Gary DeLaune
With a career spanning five decades, iconic San Antonio broadcaster and journalist Gary DeLaune helped change the way news was reported.
With his list of “firsts” DeLaune became an icon. From being the first to announce Tom Laundry’s 10 year contract, to being the first newsman to broadcast the bulletin that President Kennedy had been shot by a sniper in Dallas, LeLaune’s voice has brought breaking news to the ears of listeners across the nation.

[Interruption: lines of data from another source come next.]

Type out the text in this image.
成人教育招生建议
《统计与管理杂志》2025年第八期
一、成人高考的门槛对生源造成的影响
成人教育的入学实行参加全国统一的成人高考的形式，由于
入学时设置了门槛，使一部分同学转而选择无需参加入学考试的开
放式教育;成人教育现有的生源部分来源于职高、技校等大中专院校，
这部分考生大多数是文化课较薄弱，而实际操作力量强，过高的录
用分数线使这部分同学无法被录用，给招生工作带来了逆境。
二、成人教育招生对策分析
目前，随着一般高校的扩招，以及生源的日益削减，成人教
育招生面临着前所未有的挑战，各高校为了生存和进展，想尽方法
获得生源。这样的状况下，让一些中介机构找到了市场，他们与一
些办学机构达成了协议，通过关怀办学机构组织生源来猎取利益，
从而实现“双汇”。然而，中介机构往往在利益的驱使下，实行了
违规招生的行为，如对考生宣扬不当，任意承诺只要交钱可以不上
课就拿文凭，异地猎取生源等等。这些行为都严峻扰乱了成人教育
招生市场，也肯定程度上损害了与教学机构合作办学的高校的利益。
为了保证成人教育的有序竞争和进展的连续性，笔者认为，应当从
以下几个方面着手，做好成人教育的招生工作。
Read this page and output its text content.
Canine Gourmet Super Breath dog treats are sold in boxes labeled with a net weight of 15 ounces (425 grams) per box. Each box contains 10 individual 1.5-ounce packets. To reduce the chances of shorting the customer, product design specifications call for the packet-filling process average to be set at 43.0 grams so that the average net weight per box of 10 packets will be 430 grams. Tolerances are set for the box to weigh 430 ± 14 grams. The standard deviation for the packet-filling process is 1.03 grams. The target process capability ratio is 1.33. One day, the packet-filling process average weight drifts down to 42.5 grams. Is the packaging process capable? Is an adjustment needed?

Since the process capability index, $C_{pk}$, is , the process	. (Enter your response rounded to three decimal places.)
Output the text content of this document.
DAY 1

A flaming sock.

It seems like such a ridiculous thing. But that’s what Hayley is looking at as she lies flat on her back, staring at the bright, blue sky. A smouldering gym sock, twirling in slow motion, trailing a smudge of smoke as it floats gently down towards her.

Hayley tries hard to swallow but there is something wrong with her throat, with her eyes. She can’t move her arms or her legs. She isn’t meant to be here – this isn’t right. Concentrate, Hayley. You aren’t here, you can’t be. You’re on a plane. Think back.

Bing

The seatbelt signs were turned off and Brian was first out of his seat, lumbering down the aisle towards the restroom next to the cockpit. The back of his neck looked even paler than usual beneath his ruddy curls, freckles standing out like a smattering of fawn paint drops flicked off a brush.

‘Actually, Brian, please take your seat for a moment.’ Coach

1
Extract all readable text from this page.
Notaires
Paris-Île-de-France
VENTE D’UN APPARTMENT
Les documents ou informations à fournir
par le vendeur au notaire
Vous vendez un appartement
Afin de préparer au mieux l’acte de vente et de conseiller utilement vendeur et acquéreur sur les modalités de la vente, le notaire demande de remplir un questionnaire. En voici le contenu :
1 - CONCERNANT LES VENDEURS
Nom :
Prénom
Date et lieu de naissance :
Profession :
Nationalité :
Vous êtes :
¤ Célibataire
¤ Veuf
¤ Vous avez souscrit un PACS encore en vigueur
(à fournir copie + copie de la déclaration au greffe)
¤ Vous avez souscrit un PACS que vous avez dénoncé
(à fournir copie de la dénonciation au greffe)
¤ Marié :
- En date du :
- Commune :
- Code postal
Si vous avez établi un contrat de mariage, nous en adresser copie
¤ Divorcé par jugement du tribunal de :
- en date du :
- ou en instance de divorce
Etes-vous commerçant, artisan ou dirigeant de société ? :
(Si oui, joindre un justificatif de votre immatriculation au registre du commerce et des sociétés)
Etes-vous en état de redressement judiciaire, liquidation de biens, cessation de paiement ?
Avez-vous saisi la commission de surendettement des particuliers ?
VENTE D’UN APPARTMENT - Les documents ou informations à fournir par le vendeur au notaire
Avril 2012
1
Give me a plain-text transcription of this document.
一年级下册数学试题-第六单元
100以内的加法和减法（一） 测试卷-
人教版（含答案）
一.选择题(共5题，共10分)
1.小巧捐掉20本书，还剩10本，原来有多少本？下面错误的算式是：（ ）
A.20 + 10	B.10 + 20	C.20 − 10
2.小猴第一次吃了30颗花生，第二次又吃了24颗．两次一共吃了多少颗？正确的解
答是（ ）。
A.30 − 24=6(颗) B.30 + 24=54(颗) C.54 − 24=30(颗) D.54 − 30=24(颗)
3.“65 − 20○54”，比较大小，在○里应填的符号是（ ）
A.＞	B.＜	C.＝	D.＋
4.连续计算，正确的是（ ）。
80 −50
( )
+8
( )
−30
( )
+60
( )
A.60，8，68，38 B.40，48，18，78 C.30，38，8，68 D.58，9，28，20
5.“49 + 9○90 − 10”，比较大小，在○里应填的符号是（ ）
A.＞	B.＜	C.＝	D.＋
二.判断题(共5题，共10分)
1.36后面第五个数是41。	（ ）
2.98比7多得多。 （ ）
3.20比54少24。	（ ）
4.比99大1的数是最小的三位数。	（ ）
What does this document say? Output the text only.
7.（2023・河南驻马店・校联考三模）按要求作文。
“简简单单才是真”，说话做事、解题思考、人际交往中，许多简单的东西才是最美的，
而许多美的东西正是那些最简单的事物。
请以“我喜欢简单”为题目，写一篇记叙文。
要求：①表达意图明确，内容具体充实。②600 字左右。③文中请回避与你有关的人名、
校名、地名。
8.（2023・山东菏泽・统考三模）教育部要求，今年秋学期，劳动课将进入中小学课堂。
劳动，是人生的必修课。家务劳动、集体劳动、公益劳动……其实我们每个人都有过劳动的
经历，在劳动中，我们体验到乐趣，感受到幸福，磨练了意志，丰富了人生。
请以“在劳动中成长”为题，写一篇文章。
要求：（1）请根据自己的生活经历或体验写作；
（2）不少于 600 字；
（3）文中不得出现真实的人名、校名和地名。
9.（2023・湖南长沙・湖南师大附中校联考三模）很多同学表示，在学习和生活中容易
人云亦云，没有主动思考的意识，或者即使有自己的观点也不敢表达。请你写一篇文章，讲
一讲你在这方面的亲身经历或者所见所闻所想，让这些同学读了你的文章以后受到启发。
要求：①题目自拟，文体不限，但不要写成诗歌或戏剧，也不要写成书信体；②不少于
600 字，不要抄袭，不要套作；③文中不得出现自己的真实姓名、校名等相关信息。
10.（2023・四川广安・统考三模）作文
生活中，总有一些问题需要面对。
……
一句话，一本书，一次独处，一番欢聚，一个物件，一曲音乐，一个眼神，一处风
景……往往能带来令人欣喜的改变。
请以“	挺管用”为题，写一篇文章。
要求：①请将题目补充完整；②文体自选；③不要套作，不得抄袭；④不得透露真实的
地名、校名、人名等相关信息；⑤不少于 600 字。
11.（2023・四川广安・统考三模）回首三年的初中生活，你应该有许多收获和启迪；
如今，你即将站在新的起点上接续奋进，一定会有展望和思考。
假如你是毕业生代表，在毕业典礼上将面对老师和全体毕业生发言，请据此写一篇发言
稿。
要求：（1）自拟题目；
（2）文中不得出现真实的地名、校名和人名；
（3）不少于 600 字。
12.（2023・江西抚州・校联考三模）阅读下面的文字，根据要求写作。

Originally from Kansas, he graduated from Oklahoma University with a BA in Communications. After serving in the U.S. Army he worked as an assistant to Chick Hearn at KNX in Los Angeles.
He began his Texas radio and television broadcast career in 1960, first at WFAA, KLIF and KDFW-TV in Dallas, then KNUZ and KQUE in Houston and finally at KENS-TV in San Antonio, where he worked for 28 years as a reporter, producer and sports anchor.
DeLaune has received numerous journalism awards including the Associated Press Best Radio Documentary Award for “Jack Ruby’s Eleventh Hour”; (1967), the Sigma Delta Chi Award for Best Television Sports Feature (1975 and 1990), the AP Best Feature Award (1975) and the Associated Press Best Spot News Award (1979).
In 1968, he was the first to report on a multi-organ transplant performed by Dr. Michael DeBakey. In 1973 he was the first San Antonio sportscaster to become a member of the Spurs basketball broadcast team. He has been a two-term president of the Texas Associated Press Broadcasters Association.
He has appeared in two Universal Studio Movies, playing the part of a sportscaster. DeLaune owns Gary DeLaune Productions which has produced 15 sports and news documentary which included “Hail Mary…20 Years Later” the story of the famous pass from Roger Staubach to Drew Pearson and the German production, “Deutschlandt Democracy After The Wall”.